What is less clear is whether the economy, particularly the export sector, will generate the head of steam Tranz Rail needs to drive its profits.
Mark Bloomer, its chief financial officer, is optimistic it will. One sign is that business in the first two months of its second quarter (October and November) has been solid.
Tranz Rail's net profit for the first quarter, typically its slowest of the year, more than doubled to $5.5 million from year earlier levels when the economy suffered its brief recession.
For the full-year, analysts' forecasts of earnings range from $33 million to $54 million. Even if profits met the top end of forecasts, they would still be 20 per cent off last year's $70.2 million.
For Tranz Rail to get interesting for investors, two key performance indicators have to improve.
The first is freight revenue per tonne kilometre, a measure of the rates Tranz Rail charges. According to figures from the annual report, this has fallen from an average of 12.29c in 1996 to 11.55c in 1997 and 11.16c in 1998.
The company has stopped providing this figure, viewing it as commercially sensitive. But the first quarter data did not look too promising.
Tonnage carried increased by 24 per cent but revenue tonne kilometres was up only 19 per cent, indicating further downward pressure on its freight rates. As the economy picks up speed, exports should broaden out from commodities into higher value goods which command higher freight rates but the competition remains intense.
The second performance indicator is costs. Tranz Rail has worked hard to tighten operations, trying to push down costs as a percentage of revenue. But the ratio has deteriorated from 85.1 per cent in fiscal 1997 to 85.8 per cent in 1998 and 88 per cent in the last financial year, stripping out abnormal items.
Reflecting its weak market and patchy operating performance, Tranz Rail's shares have fallen from a peak of 900c two years ago to a low of 260c in October last year.

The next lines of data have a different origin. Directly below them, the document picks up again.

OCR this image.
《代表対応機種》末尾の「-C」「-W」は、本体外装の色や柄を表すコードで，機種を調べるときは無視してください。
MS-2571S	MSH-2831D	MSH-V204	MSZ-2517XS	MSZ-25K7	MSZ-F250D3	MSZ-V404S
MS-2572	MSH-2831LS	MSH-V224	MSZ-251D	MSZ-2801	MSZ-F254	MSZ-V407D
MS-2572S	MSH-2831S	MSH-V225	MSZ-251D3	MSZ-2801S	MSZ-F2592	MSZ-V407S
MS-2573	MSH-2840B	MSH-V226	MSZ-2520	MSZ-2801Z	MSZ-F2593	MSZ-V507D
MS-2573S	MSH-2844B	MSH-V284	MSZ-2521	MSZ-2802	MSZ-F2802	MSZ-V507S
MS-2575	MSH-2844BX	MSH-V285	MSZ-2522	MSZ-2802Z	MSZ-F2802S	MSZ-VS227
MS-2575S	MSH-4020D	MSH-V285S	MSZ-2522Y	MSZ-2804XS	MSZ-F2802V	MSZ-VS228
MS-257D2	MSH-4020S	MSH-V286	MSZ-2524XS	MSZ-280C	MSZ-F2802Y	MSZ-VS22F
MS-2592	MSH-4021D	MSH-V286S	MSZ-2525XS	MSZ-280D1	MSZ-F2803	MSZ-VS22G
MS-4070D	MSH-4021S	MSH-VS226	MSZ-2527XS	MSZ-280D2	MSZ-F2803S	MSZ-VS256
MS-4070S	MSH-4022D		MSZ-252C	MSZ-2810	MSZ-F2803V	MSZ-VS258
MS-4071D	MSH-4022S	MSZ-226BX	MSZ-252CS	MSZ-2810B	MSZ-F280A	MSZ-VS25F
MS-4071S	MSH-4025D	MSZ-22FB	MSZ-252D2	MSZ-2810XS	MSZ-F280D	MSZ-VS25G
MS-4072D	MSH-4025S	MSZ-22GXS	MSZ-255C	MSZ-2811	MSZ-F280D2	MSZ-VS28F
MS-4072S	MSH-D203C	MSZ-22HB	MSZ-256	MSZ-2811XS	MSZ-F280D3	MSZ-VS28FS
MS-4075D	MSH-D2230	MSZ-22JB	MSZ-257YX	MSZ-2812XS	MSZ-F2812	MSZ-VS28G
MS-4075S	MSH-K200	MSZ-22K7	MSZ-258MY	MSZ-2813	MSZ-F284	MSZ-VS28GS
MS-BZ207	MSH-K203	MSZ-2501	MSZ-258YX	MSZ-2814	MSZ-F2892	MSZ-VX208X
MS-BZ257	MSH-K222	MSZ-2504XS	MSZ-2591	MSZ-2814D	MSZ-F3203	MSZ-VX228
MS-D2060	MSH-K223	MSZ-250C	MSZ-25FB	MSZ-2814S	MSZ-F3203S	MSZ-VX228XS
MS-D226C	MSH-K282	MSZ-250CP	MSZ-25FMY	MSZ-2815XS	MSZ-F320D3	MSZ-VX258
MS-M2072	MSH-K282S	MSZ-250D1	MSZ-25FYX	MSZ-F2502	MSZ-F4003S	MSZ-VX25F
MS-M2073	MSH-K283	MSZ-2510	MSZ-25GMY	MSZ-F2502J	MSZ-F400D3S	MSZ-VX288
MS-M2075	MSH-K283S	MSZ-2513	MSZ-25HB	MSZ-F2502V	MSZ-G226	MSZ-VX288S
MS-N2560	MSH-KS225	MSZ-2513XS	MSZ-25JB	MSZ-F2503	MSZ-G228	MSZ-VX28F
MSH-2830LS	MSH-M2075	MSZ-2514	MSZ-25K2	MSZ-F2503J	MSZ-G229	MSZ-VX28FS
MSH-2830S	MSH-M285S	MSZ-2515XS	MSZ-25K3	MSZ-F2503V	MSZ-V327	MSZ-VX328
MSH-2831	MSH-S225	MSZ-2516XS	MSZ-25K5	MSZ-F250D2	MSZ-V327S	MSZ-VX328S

Yesterday, they closed up 10c at 348c but they are still a long way south of their glory days before the Asia crisis.
Further recovery of the global economy and thus New Zealand exports and business for Tranz Rail would provide some boost to Tranz Rail's share price. But the real driver is costs. The company will have to work even harder at containing expenditure. In this regard, Tranz Rail has done well, but not enough.
The verdict came loud and clear yesterday from Moody's, the credit agency, when it cut its rating on the company's senior unsecured debt from Baa1 to Baa2.
Can Tranz Rail ride steam of profit?